We should possibly rethink how we do backups. As of right now, the current situation is suboptimal in that we the duplicity caches take up insane amounts of disk space, and I'm not even sure if we're encrypting backups at all. Furthermore the retention policy is probably suboptimal (we'd like tiers of backups, like monthly/weekly/daily/hourly), and new servers on Rackspace are not using backup yet (see T11).
In general, once T12 is done, I think we should seriously consider allocating some of our money to something else even. We can roll our own solution (e.g. a FreeBSD Rackspace server w/ ZFS RAID10), but that'll cost us some amount of our free tier with Rackspace, and we'd like to keep that if possible (for GHC builders, and for new services.) Ideally we could actually cut costs using a specialized service.
So I'll make a proposal: providing we save money and move everything to rackspace (post T12), I'd highly advocate investigating Tarsnap as a robust and reliable solution - it's high security (true 'backups for the paranoid', which I think we should be), well designed, very robust, and has saved my ass numerous times while costing basically pennies on the dollar thanks to compression/dedup. Furthermore, it dramatically simplifies management - Tarsnap needs nothing more than some basic cron jobs, and for us to backup some very small private key files (easily printable, even). Me and @johnw could store key material for example (since the key allows you to extract backups from anywhere), encrypt it to a secret password for safety (in case of compromise) using the scrypt encryption utility, and back it up somewhere else.
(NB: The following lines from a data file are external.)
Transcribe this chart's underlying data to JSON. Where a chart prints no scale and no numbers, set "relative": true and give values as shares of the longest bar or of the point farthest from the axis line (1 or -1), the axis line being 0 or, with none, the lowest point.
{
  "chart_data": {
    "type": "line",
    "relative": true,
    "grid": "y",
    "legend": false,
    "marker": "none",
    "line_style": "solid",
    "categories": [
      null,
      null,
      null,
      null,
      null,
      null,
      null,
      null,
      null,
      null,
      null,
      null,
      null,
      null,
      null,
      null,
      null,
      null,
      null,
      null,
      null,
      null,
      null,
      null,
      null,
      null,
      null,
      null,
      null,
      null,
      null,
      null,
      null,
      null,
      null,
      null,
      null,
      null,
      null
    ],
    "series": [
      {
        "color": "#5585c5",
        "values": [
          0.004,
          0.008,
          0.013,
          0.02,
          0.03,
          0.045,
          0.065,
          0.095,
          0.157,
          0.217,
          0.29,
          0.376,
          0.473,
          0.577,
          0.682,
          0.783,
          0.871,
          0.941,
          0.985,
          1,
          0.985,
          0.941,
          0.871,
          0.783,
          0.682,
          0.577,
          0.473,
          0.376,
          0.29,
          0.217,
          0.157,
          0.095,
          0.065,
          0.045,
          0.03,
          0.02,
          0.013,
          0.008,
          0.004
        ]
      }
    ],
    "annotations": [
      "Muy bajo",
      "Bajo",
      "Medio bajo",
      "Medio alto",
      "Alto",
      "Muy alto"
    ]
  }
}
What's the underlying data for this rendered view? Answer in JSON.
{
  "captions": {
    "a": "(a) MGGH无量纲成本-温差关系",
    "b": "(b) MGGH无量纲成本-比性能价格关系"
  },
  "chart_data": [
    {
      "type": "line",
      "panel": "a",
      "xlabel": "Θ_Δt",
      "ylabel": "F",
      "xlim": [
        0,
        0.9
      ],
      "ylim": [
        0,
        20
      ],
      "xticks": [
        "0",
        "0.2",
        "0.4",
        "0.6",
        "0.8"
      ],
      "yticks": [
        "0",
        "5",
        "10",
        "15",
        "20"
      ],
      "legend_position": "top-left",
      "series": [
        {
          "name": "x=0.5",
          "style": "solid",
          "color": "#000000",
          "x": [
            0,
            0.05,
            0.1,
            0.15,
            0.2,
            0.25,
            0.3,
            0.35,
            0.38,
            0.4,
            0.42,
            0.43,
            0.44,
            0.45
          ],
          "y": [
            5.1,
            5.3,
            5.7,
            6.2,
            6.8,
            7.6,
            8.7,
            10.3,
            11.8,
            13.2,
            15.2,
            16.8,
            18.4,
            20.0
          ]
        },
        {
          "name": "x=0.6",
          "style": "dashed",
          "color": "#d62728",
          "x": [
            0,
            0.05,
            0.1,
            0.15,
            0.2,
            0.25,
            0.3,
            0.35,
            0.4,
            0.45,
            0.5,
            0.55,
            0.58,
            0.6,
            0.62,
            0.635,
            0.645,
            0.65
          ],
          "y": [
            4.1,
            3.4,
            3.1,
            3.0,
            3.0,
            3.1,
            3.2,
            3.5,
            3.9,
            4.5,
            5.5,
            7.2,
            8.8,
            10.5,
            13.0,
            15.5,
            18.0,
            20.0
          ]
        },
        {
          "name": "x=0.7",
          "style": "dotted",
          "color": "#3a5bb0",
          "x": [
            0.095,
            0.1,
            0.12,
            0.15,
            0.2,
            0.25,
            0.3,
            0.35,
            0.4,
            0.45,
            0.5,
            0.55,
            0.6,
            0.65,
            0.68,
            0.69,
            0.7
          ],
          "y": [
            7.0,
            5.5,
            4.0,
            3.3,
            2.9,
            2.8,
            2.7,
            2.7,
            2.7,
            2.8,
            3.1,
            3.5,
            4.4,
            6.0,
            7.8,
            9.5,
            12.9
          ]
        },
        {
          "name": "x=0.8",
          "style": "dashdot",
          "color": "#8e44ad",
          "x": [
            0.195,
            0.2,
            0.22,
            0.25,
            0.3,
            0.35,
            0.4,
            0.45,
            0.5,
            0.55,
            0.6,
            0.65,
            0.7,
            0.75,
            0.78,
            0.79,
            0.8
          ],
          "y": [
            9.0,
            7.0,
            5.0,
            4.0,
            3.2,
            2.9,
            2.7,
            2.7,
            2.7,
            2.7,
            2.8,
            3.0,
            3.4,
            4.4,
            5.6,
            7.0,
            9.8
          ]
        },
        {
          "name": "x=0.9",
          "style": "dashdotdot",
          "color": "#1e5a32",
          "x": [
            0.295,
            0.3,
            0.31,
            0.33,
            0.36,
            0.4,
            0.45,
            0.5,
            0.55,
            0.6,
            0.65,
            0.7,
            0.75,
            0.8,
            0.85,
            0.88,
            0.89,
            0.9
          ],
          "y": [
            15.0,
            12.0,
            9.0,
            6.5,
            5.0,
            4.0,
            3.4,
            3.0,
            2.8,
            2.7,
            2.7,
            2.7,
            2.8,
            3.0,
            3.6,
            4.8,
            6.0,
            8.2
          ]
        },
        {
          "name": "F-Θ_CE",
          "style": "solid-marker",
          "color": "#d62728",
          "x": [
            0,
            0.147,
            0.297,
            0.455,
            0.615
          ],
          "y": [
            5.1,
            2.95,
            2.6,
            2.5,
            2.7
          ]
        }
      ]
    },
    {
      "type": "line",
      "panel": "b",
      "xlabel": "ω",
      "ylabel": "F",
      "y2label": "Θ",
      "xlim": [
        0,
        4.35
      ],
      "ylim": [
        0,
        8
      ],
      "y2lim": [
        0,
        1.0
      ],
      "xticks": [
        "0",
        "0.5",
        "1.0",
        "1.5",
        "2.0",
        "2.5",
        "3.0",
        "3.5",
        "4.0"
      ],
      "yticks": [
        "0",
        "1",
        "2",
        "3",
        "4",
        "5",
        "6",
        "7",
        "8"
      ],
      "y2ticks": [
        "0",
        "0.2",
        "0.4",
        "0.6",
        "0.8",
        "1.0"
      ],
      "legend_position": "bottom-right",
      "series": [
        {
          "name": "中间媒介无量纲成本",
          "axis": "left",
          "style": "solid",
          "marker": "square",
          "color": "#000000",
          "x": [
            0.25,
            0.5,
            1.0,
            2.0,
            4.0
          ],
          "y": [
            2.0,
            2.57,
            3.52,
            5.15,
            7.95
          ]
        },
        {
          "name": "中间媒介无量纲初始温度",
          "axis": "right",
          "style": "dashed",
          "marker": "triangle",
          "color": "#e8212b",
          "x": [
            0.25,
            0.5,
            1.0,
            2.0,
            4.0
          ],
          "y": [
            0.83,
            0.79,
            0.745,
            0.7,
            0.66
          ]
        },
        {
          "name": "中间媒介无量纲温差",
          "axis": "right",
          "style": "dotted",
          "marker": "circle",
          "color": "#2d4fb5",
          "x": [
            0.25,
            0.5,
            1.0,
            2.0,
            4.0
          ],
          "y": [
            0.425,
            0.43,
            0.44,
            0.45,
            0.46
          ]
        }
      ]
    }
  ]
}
In general it's hard to estimate exactly how much this would cost though, because we have to factor in deduplication. However, roughly tarballing and compressing the current backups should give a good estimate, and the overall cost is amortized due to deduplication, and the fact we can just delete stale backups over time to keep the rates essentially flat.
I also imagine once we rummage around the servers, we'll figure out exactly which data is *really* critical and needs constant backups, what rates they should be at, and we'll be able to eliminate a lot of cruft and old junk (e.g. there's no reason to back up etc when most of that can be stored in Git anyway, and very high churn things like the Hackage server will actually be much more manageable once we split out the builder process that doesn't need backups, but is essentially ephemeral - see T5).